Mme Miff se remet à épousseter et à battre ses coussins, car on lui a dit que le gentleman au teint cuivré avait les genoux sensibles ; mais son œil brillant, son œil de loueuse de chaises reste fixé sur le jeune couple qui se promène dans l’église. « Hum !… tousse Mme Miff dont la toux est plus sèche que le foin de ses coussins, vous reviendrez nous voir un de ces quatre matins, mes petits poulets, ou je me trompe fort. »

Ils regardent une pierre scellée dans le mur et élevée à la mémoire d’une personne.

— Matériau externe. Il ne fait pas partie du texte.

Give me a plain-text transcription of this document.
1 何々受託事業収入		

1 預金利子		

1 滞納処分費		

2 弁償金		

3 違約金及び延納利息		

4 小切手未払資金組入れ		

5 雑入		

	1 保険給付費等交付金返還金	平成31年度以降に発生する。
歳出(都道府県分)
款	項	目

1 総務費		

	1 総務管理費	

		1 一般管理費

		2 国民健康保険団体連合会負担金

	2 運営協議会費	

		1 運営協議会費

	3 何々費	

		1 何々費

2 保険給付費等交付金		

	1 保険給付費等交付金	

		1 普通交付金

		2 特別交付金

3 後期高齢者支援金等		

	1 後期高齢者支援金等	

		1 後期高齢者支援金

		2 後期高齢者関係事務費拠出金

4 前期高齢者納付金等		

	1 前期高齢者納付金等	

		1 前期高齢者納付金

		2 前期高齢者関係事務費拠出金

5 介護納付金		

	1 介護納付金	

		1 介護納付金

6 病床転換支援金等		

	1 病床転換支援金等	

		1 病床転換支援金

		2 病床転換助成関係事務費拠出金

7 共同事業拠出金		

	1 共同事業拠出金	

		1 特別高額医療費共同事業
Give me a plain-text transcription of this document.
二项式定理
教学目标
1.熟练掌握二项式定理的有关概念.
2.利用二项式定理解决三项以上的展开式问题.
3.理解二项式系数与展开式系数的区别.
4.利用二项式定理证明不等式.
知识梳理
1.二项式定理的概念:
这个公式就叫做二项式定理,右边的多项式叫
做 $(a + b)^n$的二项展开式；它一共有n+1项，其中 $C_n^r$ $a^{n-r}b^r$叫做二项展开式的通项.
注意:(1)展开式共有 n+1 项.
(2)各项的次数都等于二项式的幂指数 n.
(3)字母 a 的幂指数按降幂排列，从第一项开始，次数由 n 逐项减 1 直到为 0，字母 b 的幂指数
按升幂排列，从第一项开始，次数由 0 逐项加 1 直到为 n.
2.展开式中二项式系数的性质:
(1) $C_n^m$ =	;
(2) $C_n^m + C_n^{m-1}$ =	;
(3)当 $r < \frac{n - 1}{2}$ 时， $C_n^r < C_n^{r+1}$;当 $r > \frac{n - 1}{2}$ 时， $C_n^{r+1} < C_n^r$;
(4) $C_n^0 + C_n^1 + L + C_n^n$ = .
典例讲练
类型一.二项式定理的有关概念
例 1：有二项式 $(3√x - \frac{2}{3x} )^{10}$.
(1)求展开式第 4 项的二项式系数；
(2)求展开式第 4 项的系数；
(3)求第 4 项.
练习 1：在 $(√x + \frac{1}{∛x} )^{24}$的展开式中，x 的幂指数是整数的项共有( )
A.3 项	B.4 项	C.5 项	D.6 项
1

Ils sont assez loin de Mme Miff, mais Mme Miff peut voir, du coin de l’œil, que la jeune fille s’appuie assez fort sur le bras du jeune homme, et que la tête de celui-ci se penche sur elle.

« Bien, bien, dit Mme Miff, vous pourriez faire pis, car vous êtes vraiment un joli petit couple ! »

La remarque de Mme Miff n’a rien de personnel. Elle parle tout bonnement au point de vue commercial. Elle n’est guère plus curieuse de couples que de cercueils. Elle est si roide, si sèche, si maigre, cette bonne vieille dame ! Vraiment elle est aussi sympathique que ses bancs, et sensible comme un copeau. M. Sownds, qui a pris de l’embonpoint, et qui a de l’écarlate dans son costume, a un tout autre caractère. Debout sur les marches avec Mme Miff, il dit, en voyant le jeune couple s’éloigner :

« Elle a vraiment une jolie tournure, n’est-ce pas ? Et aussi, je crois, une jolie figure, autant que j’en puis juger (car Florence en s’éloignant baissait la tête). Enfin, madame Miff, dit M. Sownds qui s’en lèche les barbes, c’est ce que l’on peut appeler un vrai bouton de rose. »

Mme Miff fait, de son vieux chapeau, un signe d’assentiment de complaisance, mais, au fond, elle trouve le propos si léger de la part de cet officier de la paroisse, qu’elle se dit que, pour tout l’or du monde, elle ne consentirait pas à devenir la femme de M. Sownds, tout bedeau qu’il est.